Im feeling really down right now. I dont know if any of you can see my previous posts, but things with my husband arent going well. Were both young and I was madly in love with him and thought he was ready for marriage but he is not. This marriage has just been a huge disappointment for me and at times has crossed the line to unacceptable. My mind tells me we dont have a marriage and I need to let go bt my heart is still tugging at me. Our one year anniversary is this Sunday. Is it okay to throw in the towel? He says he wont change for anyone ever. That just confirms in my mind its over. But why cant my heart jump on board?


----------



## mommydrgnfly (Apr 29, 2009)

oww and you are a military wife! If you do not mind me asking how old are you two? i can relate to the whole him saying he won't change for no one.. most men i have been with in my life has said that including my hubbie.. stubborness..i am ready to move on but my heart is telling me to stay especially cause i am 31 wks prego.. but u gotta do what is best for YOU! i need to go back and read your other posts.. but right now I have to do an business exam.. hang in there.. if you want you can add me as a friend and we can talk in messages as well... totally up to you hun.. I will remember to read ur other posts though.


----------



## Sensitive (Mar 29, 2009)

Only you can define what is unacceptable in your marriage. I just celebrated my 10th anniversary and Hubby still refuses to change.


----------



## YoungMilitarySpouse (Apr 9, 2009)

I am currently 20 years old and hubby is 22. We got married when I was 19 and he was 21 our one year anniversary is this Sunday.

I just dont know what to think anymore about everything. What we have is so far away from what I wanted from a marriage...but is my conception a fantasy or is it actually attainable? I thought being married we would talk about stuff together like making a budget and a plan for saving money and what we would use it on in the future. I thought he would want to show me off to his friends proudly and maybe even include me in some outings with them. I thought I would be a part of his family. I thought when he had a long day I'd be the person hed want to unwind to. I thought we'd be like peas in a pod and people would always see us out together, us doing things together.

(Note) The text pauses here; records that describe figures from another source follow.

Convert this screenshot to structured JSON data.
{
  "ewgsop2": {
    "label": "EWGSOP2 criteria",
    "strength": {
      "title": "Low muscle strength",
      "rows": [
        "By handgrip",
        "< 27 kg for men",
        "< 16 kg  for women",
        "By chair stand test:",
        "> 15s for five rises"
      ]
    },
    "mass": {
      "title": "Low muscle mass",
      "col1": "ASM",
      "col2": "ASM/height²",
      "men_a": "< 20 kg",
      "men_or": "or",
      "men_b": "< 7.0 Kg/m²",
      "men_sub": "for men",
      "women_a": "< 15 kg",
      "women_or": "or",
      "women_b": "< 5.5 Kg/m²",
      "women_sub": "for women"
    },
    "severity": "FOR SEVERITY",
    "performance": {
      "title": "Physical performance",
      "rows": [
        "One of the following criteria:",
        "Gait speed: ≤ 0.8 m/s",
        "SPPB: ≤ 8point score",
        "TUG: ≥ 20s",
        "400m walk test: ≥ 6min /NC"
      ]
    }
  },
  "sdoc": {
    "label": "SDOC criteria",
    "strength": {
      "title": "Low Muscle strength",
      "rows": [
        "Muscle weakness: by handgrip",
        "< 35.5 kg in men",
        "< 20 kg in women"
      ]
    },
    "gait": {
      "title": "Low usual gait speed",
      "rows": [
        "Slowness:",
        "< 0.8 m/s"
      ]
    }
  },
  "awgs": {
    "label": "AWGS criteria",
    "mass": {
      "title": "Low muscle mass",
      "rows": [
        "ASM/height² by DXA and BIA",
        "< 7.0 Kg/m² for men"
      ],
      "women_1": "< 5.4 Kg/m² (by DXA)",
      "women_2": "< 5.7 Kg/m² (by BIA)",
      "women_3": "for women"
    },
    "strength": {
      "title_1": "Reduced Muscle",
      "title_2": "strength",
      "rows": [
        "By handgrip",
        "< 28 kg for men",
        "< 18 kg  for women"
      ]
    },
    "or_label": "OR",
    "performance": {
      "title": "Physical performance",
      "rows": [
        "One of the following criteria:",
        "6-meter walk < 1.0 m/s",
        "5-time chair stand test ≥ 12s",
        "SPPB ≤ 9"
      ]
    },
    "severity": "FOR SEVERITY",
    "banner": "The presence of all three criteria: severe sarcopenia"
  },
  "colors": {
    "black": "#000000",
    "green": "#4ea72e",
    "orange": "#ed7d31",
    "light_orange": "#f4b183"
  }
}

Instead I kind of feel like we're just roommates or something. He wakes up goes to work, I wake up later and go to my job. Im not really sure who he knows or what he does really when hes not home. We dont have any savings, he doesnt talk about our future together or planning. The only way I know what is going on with him is to eavesdrop on conversations he has with his family who never talks to me or his best friend. And hed much rather play xbox live with the same best friend he unwinds to than to do anything with me.

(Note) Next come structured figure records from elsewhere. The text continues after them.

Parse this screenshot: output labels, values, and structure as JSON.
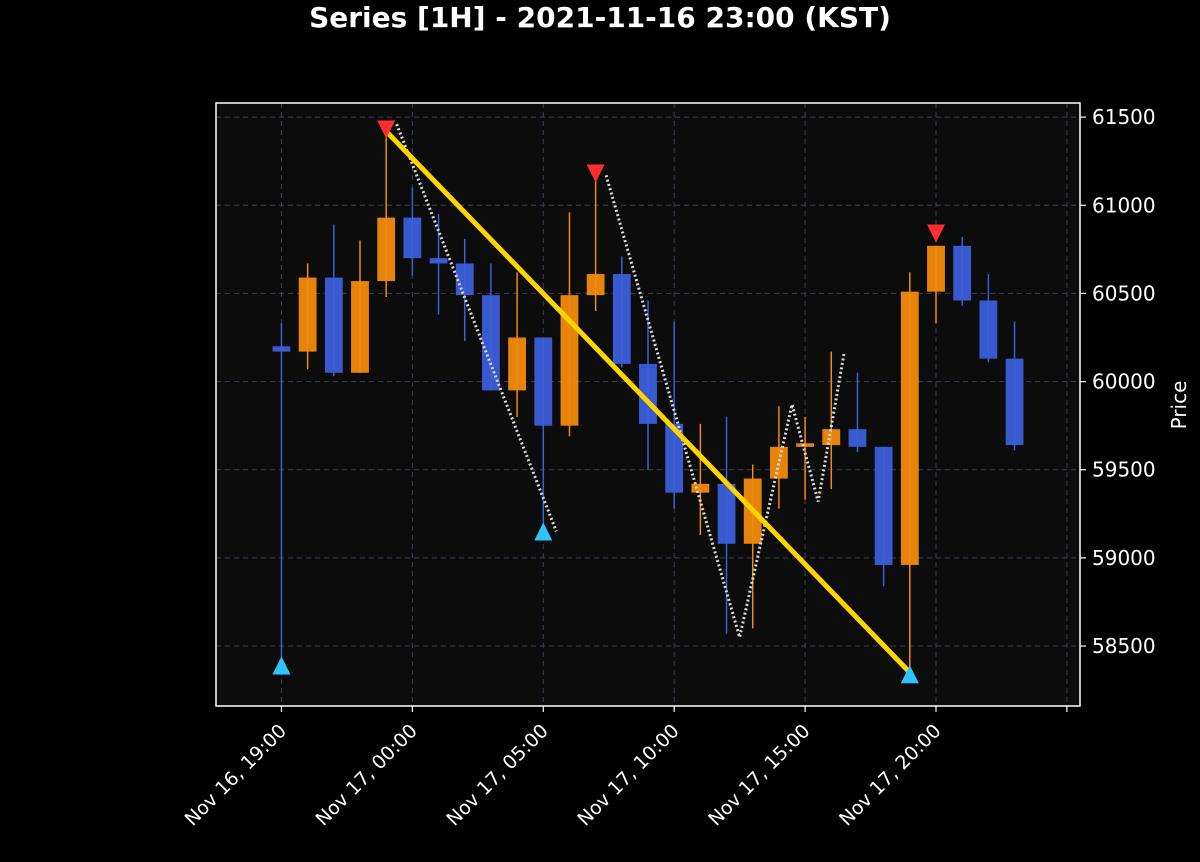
{
  "colors": {
    "background": "#000000",
    "plot_bg": "#0c0c0c",
    "axes": "#ffffff",
    "grid": "#3a3f55",
    "bull": "#f28a0c",
    "bear": "#3b5fd9",
    "peak_marker": "#ff2d2d",
    "trough_marker": "#2ec4ff",
    "trend_line": "#ffd500",
    "zigzag": "#d9d9d9",
    "text": "#ffffff"
  },
  "chart_data": {
    "type": "candlestick",
    "title": "Series [1H] - 2021-11-16 23:00 (KST)",
    "ylabel": "Price",
    "ylim": [
      58160,
      61580
    ],
    "xlim": [
      -2.5,
      30.5
    ],
    "yticks": [
      58500,
      59000,
      59500,
      60000,
      60500,
      61000,
      61500
    ],
    "xticks": [
      {
        "x": 0,
        "label": "Nov 16, 19:00"
      },
      {
        "x": 5,
        "label": "Nov 17, 00:00"
      },
      {
        "x": 10,
        "label": "Nov 17, 05:00"
      },
      {
        "x": 15,
        "label": "Nov 17, 10:00"
      },
      {
        "x": 20,
        "label": "Nov 17, 15:00"
      },
      {
        "x": 25,
        "label": "Nov 17, 20:00"
      }
    ],
    "x_minor_ticks": [
      30
    ],
    "grid": true,
    "candles": [
      {
        "x": 0,
        "open": 60200,
        "high": 60330,
        "low": 58400,
        "close": 60170
      },
      {
        "x": 1,
        "open": 60170,
        "high": 60670,
        "low": 60070,
        "close": 60590
      },
      {
        "x": 2,
        "open": 60590,
        "high": 60890,
        "low": 60030,
        "close": 60050
      },
      {
        "x": 3,
        "open": 60050,
        "high": 60800,
        "low": 60050,
        "close": 60570
      },
      {
        "x": 4,
        "open": 60570,
        "high": 61430,
        "low": 60480,
        "close": 60930
      },
      {
        "x": 5,
        "open": 60930,
        "high": 61100,
        "low": 60600,
        "close": 60700
      },
      {
        "x": 6,
        "open": 60700,
        "high": 60950,
        "low": 60380,
        "close": 60670
      },
      {
        "x": 7,
        "open": 60670,
        "high": 60810,
        "low": 60230,
        "close": 60490
      },
      {
        "x": 8,
        "open": 60490,
        "high": 60670,
        "low": 59950,
        "close": 59950
      },
      {
        "x": 9,
        "open": 59950,
        "high": 60620,
        "low": 59800,
        "close": 60250
      },
      {
        "x": 10,
        "open": 60250,
        "high": 60250,
        "low": 59160,
        "close": 59750
      },
      {
        "x": 11,
        "open": 59750,
        "high": 60960,
        "low": 59690,
        "close": 60490
      },
      {
        "x": 12,
        "open": 60490,
        "high": 61180,
        "low": 60400,
        "close": 60610
      },
      {
        "x": 13,
        "open": 60610,
        "high": 60710,
        "low": 60080,
        "close": 60100
      },
      {
        "x": 14,
        "open": 60100,
        "high": 60460,
        "low": 59500,
        "close": 59760
      },
      {
        "x": 15,
        "open": 59760,
        "high": 60340,
        "low": 59280,
        "close": 59370
      },
      {
        "x": 16,
        "open": 59370,
        "high": 59760,
        "low": 59130,
        "close": 59420
      },
      {
        "x": 17,
        "open": 59420,
        "high": 59800,
        "low": 58570,
        "close": 59080
      },
      {
        "x": 18,
        "open": 59080,
        "high": 59530,
        "low": 58600,
        "close": 59450
      },
      {
        "x": 19,
        "open": 59450,
        "high": 59860,
        "low": 59280,
        "close": 59630
      },
      {
        "x": 20,
        "open": 59630,
        "high": 59800,
        "low": 59330,
        "close": 59650
      },
      {
        "x": 21,
        "open": 59640,
        "high": 60170,
        "low": 59390,
        "close": 59730
      },
      {
        "x": 22,
        "open": 59730,
        "high": 60050,
        "low": 59600,
        "close": 59630
      },
      {
        "x": 23,
        "open": 59630,
        "high": 59630,
        "low": 58840,
        "close": 58960
      },
      {
        "x": 24,
        "open": 58960,
        "high": 60620,
        "low": 58350,
        "close": 60510
      },
      {
        "x": 25,
        "open": 60510,
        "high": 60770,
        "low": 60330,
        "close": 60770
      },
      {
        "x": 26,
        "open": 60770,
        "high": 60820,
        "low": 60430,
        "close": 60460
      },
      {
        "x": 27,
        "open": 60460,
        "high": 60610,
        "low": 60110,
        "close": 60130
      },
      {
        "x": 28,
        "open": 60130,
        "high": 60340,
        "low": 59610,
        "close": 59640
      }
    ],
    "peak_markers": [
      {
        "x": 4,
        "y": 61430
      },
      {
        "x": 12,
        "y": 61180
      },
      {
        "x": 25,
        "y": 60840
      }
    ],
    "trough_markers": [
      {
        "x": 0,
        "y": 58390
      },
      {
        "x": 10,
        "y": 59150
      },
      {
        "x": 24,
        "y": 58340
      }
    ],
    "trend_line": [
      {
        "x": 4,
        "y": 61420
      },
      {
        "x": 24,
        "y": 58350
      }
    ],
    "zigzag_segments": [
      [
        {
          "x": 4.4,
          "y": 61460
        },
        {
          "x": 10.5,
          "y": 59150
        }
      ],
      [
        {
          "x": 12.4,
          "y": 61170
        },
        {
          "x": 17.5,
          "y": 58550
        },
        {
          "x": 19.5,
          "y": 59870
        },
        {
          "x": 20.5,
          "y": 59320
        },
        {
          "x": 21.5,
          "y": 60170
        }
      ]
    ]
  }
}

Then I ask him if he wants a divorce and he says that HE doesnt want to get a divorce but he thinks its the best thing to do for me to be happy since hes incapable of changing. Thats what he says...not that he doesnt want to change but that hes incapable. And its not like I want him to be a different person I married HIM because i love HIM, I just wish we had a stronger relationship and that he changed the way he showed consideration for me and respected me

Hes not really giving me a clear answer on the divorce. He says he doesnt want it but hes willing to let me go for me to find something better. Im just so confused.


----------



## sisters359 (Apr 9, 2009)

I'm so sorry. Can you get him to try counseling? I am sorry to have to say this, but it sounds like your husband does not really want to be married anymore, either, that he has realized he does not want what you want--and what you want is, for the most part, a fairly normal and realistic expectation for marriage--just don't expect all of it, all the time. No one person can be EVERYTHING for someone else, so friends and family remain important, and having things that are just your interests is fine, too, as long as you always have special time together. Don't keep reducing your expectations, however; that's the road to falling out of love. If you can leave now, while children are not involved, it may be the best thing for you. Don't feel too bad about it, either, b/c you will have learned a lot and you sound like a very bright young person who will learn from mistakes. 

I'm 50, and I don't regret the emotional risks I took when younger--I regret the ones I DIDN'T take. God bless.


----------